Les archives de la RTS « Quoi faire après l’école ? » – L’apprentissage à la cote

« Le métier, […] une décision fondamentale à laquelle on songe très tôt sans toujours avoir les éléments ou la possibilité d’un choix véritable ». « En Suisse, 50% des jeunes de 15 à 20 ans choisissent de faire un apprentissage. Parmi eux, les garçons représentent le 70% […] Plus du tiers des jeunes filles de plus de 15 ans ne fait ni études, ni apprentissage ». Ce reportage du magazine suisse Temps présent, datant de 1974, présente l’apprentissage. De nombreux jeunes en Suisse suivait déjà cette formation professionnelle après l’école. La raison principale ? Être apprenti, c’était s’assurer d’avoir un métier et d’entrer dans le monde du travail. Une réalité qui résonne avec la nôtre. En effet, en France, en 2020, l’apprentissage a connu un record historique, avec plus de 500 000 contrats signés et une hausse de 40% dans le secteur privé. [1]Communiqué du Ministère du travail, de l’emploi et de l’insertion, publié le 05/02/21
Source : les archives de la RTS

A propos de la formation des croupiers

Un croupier passionné forme les jeunes croupiers de demain dans cette vidéo de l’Ina datant de 1967. Un métier hors des bureaux et un formateur hors du commun, qui pousse même la chansonnette lors de son entretien. Un plaisir à voir (et à entendre) !
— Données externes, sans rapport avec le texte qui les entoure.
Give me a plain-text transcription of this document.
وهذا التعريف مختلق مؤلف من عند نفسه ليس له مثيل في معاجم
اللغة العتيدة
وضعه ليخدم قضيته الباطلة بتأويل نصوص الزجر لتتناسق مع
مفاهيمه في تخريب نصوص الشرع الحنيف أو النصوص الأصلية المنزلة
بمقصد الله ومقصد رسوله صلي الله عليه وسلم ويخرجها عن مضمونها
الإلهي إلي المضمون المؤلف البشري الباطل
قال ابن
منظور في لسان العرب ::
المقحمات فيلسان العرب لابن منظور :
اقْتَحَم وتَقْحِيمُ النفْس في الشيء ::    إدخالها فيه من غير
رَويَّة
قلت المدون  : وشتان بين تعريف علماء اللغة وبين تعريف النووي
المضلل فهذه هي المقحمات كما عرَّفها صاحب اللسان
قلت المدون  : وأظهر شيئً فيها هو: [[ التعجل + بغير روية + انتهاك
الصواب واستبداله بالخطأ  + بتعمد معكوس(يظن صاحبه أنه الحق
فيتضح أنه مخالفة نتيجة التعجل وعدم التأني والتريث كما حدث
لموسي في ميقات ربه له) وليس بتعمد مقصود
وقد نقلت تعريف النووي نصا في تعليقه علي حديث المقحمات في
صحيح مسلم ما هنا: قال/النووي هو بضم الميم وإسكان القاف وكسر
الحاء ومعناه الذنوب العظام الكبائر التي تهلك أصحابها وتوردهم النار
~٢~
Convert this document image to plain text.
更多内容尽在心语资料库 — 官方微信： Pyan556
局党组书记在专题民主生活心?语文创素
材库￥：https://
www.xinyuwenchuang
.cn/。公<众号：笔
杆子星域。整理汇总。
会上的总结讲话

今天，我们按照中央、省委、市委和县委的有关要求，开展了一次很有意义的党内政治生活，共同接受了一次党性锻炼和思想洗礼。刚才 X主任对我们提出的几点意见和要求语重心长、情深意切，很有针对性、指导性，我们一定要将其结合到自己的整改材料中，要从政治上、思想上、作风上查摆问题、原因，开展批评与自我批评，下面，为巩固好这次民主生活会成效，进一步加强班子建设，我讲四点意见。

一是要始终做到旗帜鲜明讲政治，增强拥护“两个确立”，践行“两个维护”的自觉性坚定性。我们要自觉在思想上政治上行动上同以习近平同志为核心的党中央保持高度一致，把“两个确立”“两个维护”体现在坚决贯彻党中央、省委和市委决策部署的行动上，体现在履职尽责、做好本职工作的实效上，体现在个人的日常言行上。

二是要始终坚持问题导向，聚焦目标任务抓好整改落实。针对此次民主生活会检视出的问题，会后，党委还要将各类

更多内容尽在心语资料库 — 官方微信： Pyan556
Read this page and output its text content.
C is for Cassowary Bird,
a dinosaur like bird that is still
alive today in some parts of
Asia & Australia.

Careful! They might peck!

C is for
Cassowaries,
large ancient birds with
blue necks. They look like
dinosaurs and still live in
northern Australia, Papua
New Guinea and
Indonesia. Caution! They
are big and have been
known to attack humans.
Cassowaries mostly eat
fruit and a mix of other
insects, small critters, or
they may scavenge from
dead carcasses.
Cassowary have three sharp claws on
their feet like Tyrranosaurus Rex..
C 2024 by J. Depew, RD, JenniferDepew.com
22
“Les Shadoks sont indispensables pour la formation professionnelle” : les prémices de l’agilité d’apprentissage

Ce dessin animé consacré à la formation permanente a été réalisé par Jacques Rouxel, le créateur des Shadoks, en 1974. Il s’agit d’un extrait du film combattant les préjugés des collaborateurs concernant la formation professionnelle :

« Certains vous diront : « A quoi cela me servira-t-il ? Je fais ce métier depuis 20 ans. Ces nouvelles choses que vous voulez m’apprendre vont-elles vraiment améliorer mes chances de promotion ? » Il faut leur répondre que ce n’est pas une promotion assurée mais que les connaissances, comme les machines, doivent se renouveler ! Il faut rester dans le coup ! D’autres pensent : « C’est bien beau de m’apprendre des tas de choses mais il faudrait que mes chefs commencent par les apprendre et les appliquer eux-mêmes. » C’est vrai, il faut que la hiérarchie donne l’exemple. »

Les Shadoks avaient déjà tout compris à l’importance de l’agilité d’apprentissage. 

Source : l’Ina

L’ordinateur remplacera-t-il le professeur ?

20 ans après la vidéo de B.F. Skinner et de l’autre côté de l’Atlantique, de jeunes garçons français testent pour la première fois des exercices scolaires par ordinateur en 1974. Puis ils donnent leur avis sur l’efficacité de cette modalité d’apprentissage virtuel et sur leur vision de l’avenir de l’école. « Les professeurs seront des machines » pour certains, les exercices sont assimilés à des jeux pour d’autres. Mais ils déclarent tout de même que les professeurs leur apportent des connaissances que les machines ne peuvent pas remplacer.  

Résultat : 46 ans plus tard, les professeurs existent toujours et les ordinateurs sont devenus incontournables dans l’enseignement.

Les métiers n’ont pas de sexe

Ce documentaire de 1976 suit deux jeunes femmes en recherche de débouchés professionnels, qui réussissent des tests pour entrer en stage peinture et menuiserie à l’Afpa. Si pour les formateurs, elles peuvent réussir tout aussi bien que les hommes, les employeurs ou leurs collègues masculins ne manquent pas de partager leurs préjugés et leurs réticences. En effet, à cette époque, la formation technique des femmes leur permet de se diriger traditionnellement vers les secteurs professionnels comme la confection ou les emplois de bureau et de service, « métiers de femmes et métiers, hélas, sans qualification ». « Mauvaise connaissance des possibilités, mais surtout, crainte de ne plus être féminines en faisant autre chose, alors qu’une récente enquête auprès des jeunes filles a démontré que c’est surtout de chiffons qu’elles se préoccupaient ».